Menulis hujan bukan sekedar menulis hujan!
Menulis tidak hanya membutuhkan bakat menulis. Tetapi juga membutuhkan bakat berpikir kritis, menganalisa, dan bukan sekedar merangkai kata-kata dalam bentuk argumentasi.
Menulis memang membutuhkan kejujuran, tetapi bukan untuk menyebarkan air sendiri, seperti kebanyakan para penulis kita. Sampai kapan para penulis kita memaknai hujan sebagai duka dan lara. Dan sampai kapan kita mencerna hujan sebagai gara-gara, contohnya seperti pada kalimat "hujan itu sebuah penjaga rahasia di mana kita bisa menangis di balik hujan" atau yang lebih parah "hujan ini turun karena kepergianmu".
Kalimat-kalimat yang ditulis oleh para pengarang ini hanya sekedar memberikan hiburan dengan kata hujan, namun sifatnya menjerumuskan.
Semakin banyak penulis tentang hujan yang penuh lara dan duka, semakin banyak pembaca puisi tentang hujan, semakin tenggelam diri kita dalam makna dan simbol yang utopis itu.

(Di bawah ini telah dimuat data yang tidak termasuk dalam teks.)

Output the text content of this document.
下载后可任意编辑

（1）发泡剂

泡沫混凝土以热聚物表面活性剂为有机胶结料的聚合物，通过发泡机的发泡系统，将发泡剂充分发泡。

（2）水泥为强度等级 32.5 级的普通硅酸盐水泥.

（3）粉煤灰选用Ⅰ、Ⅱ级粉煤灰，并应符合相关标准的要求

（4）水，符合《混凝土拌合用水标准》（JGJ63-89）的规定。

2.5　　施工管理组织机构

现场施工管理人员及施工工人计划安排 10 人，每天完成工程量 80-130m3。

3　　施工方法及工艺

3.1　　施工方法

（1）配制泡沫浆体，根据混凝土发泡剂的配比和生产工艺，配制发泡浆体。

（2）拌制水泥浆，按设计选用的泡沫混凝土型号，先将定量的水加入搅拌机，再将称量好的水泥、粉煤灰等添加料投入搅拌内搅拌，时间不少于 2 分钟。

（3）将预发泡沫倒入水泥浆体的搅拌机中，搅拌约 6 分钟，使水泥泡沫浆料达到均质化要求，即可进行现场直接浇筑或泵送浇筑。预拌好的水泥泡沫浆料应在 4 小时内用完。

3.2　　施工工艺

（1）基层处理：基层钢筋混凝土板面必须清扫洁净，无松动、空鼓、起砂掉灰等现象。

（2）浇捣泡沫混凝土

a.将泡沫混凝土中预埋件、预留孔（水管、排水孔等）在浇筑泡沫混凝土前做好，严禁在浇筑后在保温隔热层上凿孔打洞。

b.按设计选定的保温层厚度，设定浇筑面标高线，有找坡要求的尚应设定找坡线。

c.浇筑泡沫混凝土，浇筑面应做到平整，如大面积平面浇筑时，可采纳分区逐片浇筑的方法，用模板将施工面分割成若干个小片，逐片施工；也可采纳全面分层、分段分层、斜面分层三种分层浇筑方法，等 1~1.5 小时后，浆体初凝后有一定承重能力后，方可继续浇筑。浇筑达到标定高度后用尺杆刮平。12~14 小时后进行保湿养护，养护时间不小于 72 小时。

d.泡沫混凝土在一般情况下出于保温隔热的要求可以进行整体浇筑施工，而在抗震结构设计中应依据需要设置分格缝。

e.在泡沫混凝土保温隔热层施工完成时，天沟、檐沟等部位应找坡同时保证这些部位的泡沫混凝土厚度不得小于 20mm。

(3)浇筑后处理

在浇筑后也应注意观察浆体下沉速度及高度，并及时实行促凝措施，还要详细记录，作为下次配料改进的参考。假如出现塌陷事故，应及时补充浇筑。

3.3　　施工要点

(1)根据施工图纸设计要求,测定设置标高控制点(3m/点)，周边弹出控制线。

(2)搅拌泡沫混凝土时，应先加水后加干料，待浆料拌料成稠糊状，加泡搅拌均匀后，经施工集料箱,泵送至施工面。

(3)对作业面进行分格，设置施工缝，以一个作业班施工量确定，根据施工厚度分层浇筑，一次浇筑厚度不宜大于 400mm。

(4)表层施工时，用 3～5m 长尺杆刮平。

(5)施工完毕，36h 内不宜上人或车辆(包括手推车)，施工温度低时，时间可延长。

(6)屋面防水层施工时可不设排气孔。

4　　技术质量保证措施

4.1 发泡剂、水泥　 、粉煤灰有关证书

Semuanya adalah rangkaian kata-kata galau yang tidak bener-benar di sampaikan oleh hujan.
Penulis memang membutuhkan bakat mengarang, tetapi tidak selamanya mengarang berangkat dari hanya sekedar ide. Mengarang berangkat dari apa yang disebut dengan hasil menganalisa. Namun kebannyakan penulis saat ini, mengarang berangkat dari kebutuhan sigmentasi.Â
Atau jangan-jangan kebanyakan pengarangan kita adalah pengarang yang dungu. Yang hanya mencari pembaca, dan mendapatkan kepopuleran, tanpa memikirkan efek jangka panjang dari dosis yang telah ia suntikan di dalam tulisan-tulisannya.

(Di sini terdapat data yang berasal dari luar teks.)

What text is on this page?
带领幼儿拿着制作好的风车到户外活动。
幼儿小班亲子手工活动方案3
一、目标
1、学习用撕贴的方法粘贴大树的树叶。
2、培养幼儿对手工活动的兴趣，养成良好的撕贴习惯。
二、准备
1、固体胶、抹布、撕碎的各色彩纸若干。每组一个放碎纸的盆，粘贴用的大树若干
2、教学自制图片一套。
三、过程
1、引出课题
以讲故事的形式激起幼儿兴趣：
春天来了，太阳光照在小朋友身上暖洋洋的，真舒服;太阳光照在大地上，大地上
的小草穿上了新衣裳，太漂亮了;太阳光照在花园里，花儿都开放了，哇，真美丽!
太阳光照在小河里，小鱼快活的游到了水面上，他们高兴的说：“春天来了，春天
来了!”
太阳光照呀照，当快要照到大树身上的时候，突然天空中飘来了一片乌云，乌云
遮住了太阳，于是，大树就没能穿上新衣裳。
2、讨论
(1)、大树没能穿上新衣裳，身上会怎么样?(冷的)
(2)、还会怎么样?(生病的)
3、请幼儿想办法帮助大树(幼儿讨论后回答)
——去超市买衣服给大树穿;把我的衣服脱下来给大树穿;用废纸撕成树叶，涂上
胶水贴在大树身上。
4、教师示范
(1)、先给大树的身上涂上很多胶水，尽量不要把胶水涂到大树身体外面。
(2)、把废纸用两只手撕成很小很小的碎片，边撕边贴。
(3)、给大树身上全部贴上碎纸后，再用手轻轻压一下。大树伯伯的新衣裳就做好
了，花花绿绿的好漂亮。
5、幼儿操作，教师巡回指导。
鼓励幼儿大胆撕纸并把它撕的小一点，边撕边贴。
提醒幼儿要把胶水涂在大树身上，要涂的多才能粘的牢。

Mengarang berasal dari pemikiran, menggembarkan apa yang ada di dalam kepala berupa gagasan-gagasan. Bisa dalam bentuk fiksi atau pun nonfiksi.
Tetapi mengarang juga tidak hanya menggunakan kata-kata, dan sekali lagi mengarang membutuhkan pemikiran. Karena banyak kalimat yang tertulis dengan pilihan diksi indah, tetapi berisi ide pemikiran yang usang dan terus menerus diualngi.
Mari kita baca hujan sekali lagi dengan ilmu pengetahuan!
Sudah saatnya penulis kita memaknai hujan bukan sebagai duka dan lara. Dan sudah saatnya kita mencerna hujan bukan sebagai gara-gara. Karena masih banyak kita temukan di berbagai sudut bacaan, entah di kampus, di kedai kopi, di ruang diskusi ataupun di tempat lain, tulisan-tulisan tentang hujan melulu soal perasaan pribadi pengarang.